There are approximately 1.0 million able-bodied adult Medicaid recipients, with an estimated 300,000 adults qualifying for an exemption and 700,000 non-exempt, able-bodied adult Medicaid recipients. House Fiscal Agency estimates a decline of 10% to 15% in the number of non-exempt, able-bodied adult Medicaid recipients.[3] This estimate is based on the following:

·         Other state forecasted caseload reductions ranging from 5% to 15%.

·         This bill requiring 29 hours of work rather than 20 hours of work required in the states with an approved demonstration waiver.

·         This bill having a longer penalty for noncompliance than the penalties used in the states with an approved demonstration waiver.

Once fully implemented, at an average annual cost per case for an able-bodied adult of $4,300, Medicaid costs would decline by an estimated $301.0 million to $452.5 million Gross ($45.3 million to $68.0 million GF/GP). The state share of any caseload decline would be less than the regular Medicaid state matching requirement of 35.55% as at least 70% of the able-bodied adults receive Medicaid through the Healthy Michigan Plan, which has a lower state matching requirement.

The other significant fiscal impact would be the added administrative casework and information technology updates required to verify hours worked, qualifying exemptions, and other casework each month for the approximately 1.0 million able-bodied adults receiving Medicaid. Other state fiscal estimates for added administrative costs have ranged from as low as $17.5 million to as high as $70.0 million. This range varies significantly because of the different ways in which this added casework can be verified (e.g. automated reporting and self-attestations require less administrative casework than other ways to verify information).

This bill is silent on the specific methods for verifying the information provided by able-bodied adults receiving Medicaid. Recently, DHHS added monthly work requirements for able-bodied adults without dependents on the Food Assistance Program without receiving additional state appropriations for casework or information technology updates. Based in how DHHS implemented this recent policy change to the Food Assistance Program, House Fiscal Agency estimates the state administrative costs of this bill to be on the lower end of the range listed above at $30.0 million for the first year and between $15.0 million to $25.0 million in ongoing administrative costs. The first year costs would be higher than ongoing administrative costs based on needed information technology updates in the state’s eligibility determination software.

With a reduction in Medicaid expenditures, state health insurance claims assessment (HICA) revenues would have a corresponding reduction to the extent that Medicaid expenditures are not offset by additional health insurance claims from Medicaid recipients who would now receive or purchase other health insurance. For every 10,000 individuals no longer receiving Medicaid and not enrolled in employer-sponsored health insurance, HICA revenues would decline by $430,000.
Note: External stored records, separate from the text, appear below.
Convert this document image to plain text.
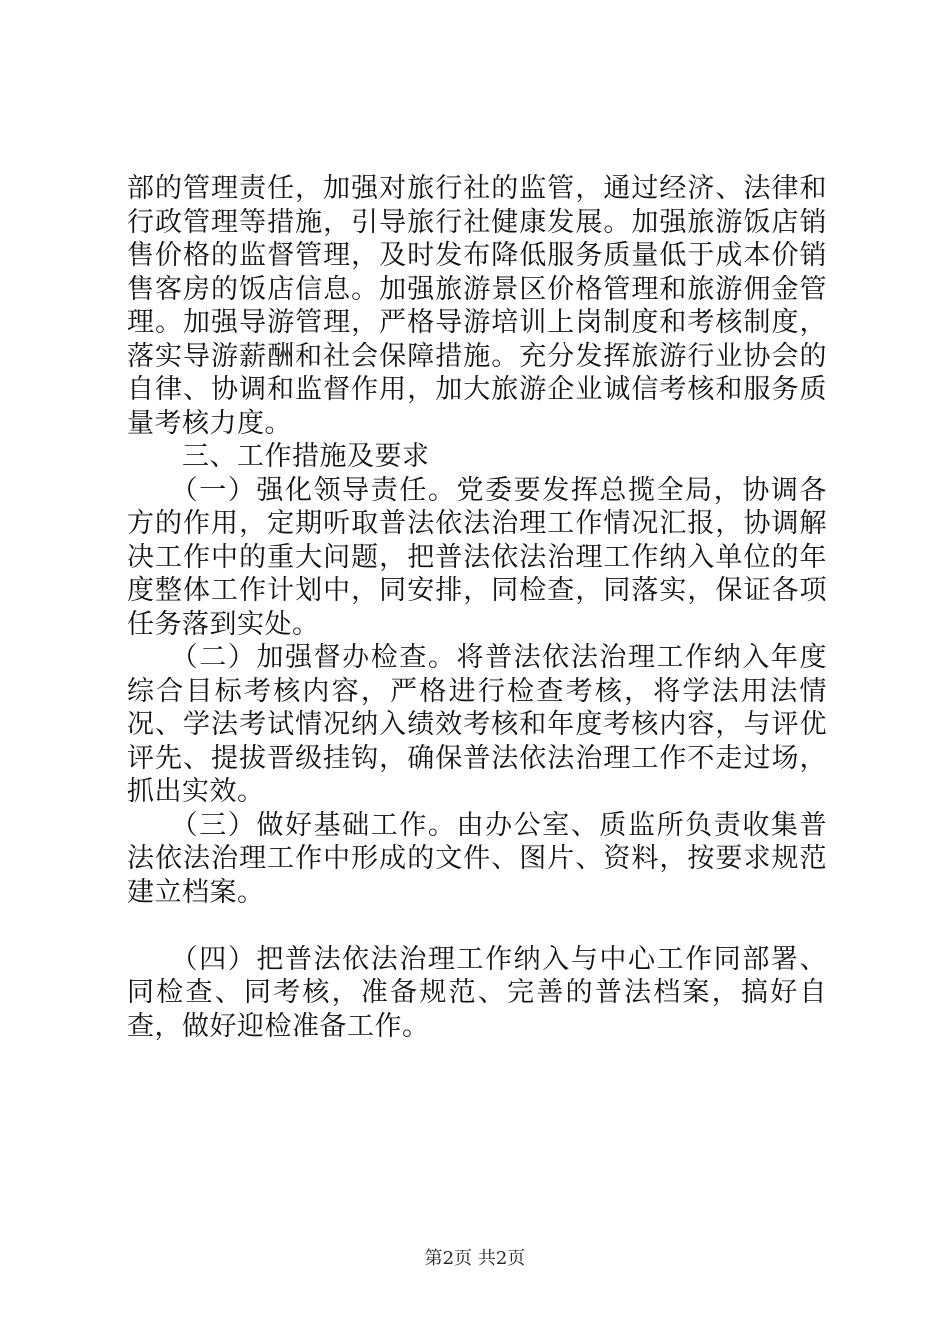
部的管理责任，加强对旅行社的监管，通过经济、法律和行政管理等措施，引导旅行社健康发展。加强旅游饭店销售价格的监督管理，及时发布降低服务质量低于成本价销售客房的饭店信息。加强旅游景区价格管理和旅游佣金管理。加强导游管理，严格导游培训上岗制度和考核制度，落实导游薪酬和社会保障措施。充分发挥旅游行业协会的自律、协调和监督作用，加大旅游企业诚信考核和服务质量考核力度。

　　三、工作措施及要求

　　（一）强化领导责任。党委要发挥总揽全局，协调各方的作用，定期听取普法依法治理工作情况汇报，协调解决工作中的重大问题，把普法依法治理工作纳入单位的年度整体工作计划中，同安排，同检查，同落实，保证各项任务落到实处。

　　（二）加强督办检查。将普法依法治理工作纳入年度综合目标考核内容，严格进行检查考核，将学法用法情况、学法考试情况纳入绩效考核和年度考核内容，与评优评先、提拔晋级挂钩，确保普法依法治理工作不走过场，抓出实效。

　　（三）做好基础工作。由办公室、质监所负责收集普法依法治理工作中形成的文件、图片、资料，按要求规范建立档案。

　　（四）把普法依法治理工作纳入与中心工作同部署、同检查、同考核，准备规范、完善的普法档案，搞好自查，做好迎检准备工作。

第2页 共2页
There also are a number of support service programs, such as child care and workforce development, that could see an increase in the demand for those support services. These programs are predominately federally funded, so this increased demand should not have a significant state fiscal impact.

                                                                                                                       

                                                                                                Fiscal Analyst:   Kevin Koorstra

This analysis was prepared by nonpartisan House Fiscal Agency staff for use by House members in their deliberations, and does not constitute an official statement of legislative intent.



[1]  Found here: https://www.hhs.gov/sites/default/files/sec-price-admin-verma-ltr.pdf

[2]  Found here: https://www.medicaid.gov/federal-policy-guidance/downloads/smd18002.pdf

[3] A 70,000 to 105,000 caseload decline would reduce total Medicaid caseloads by 3% to 4%.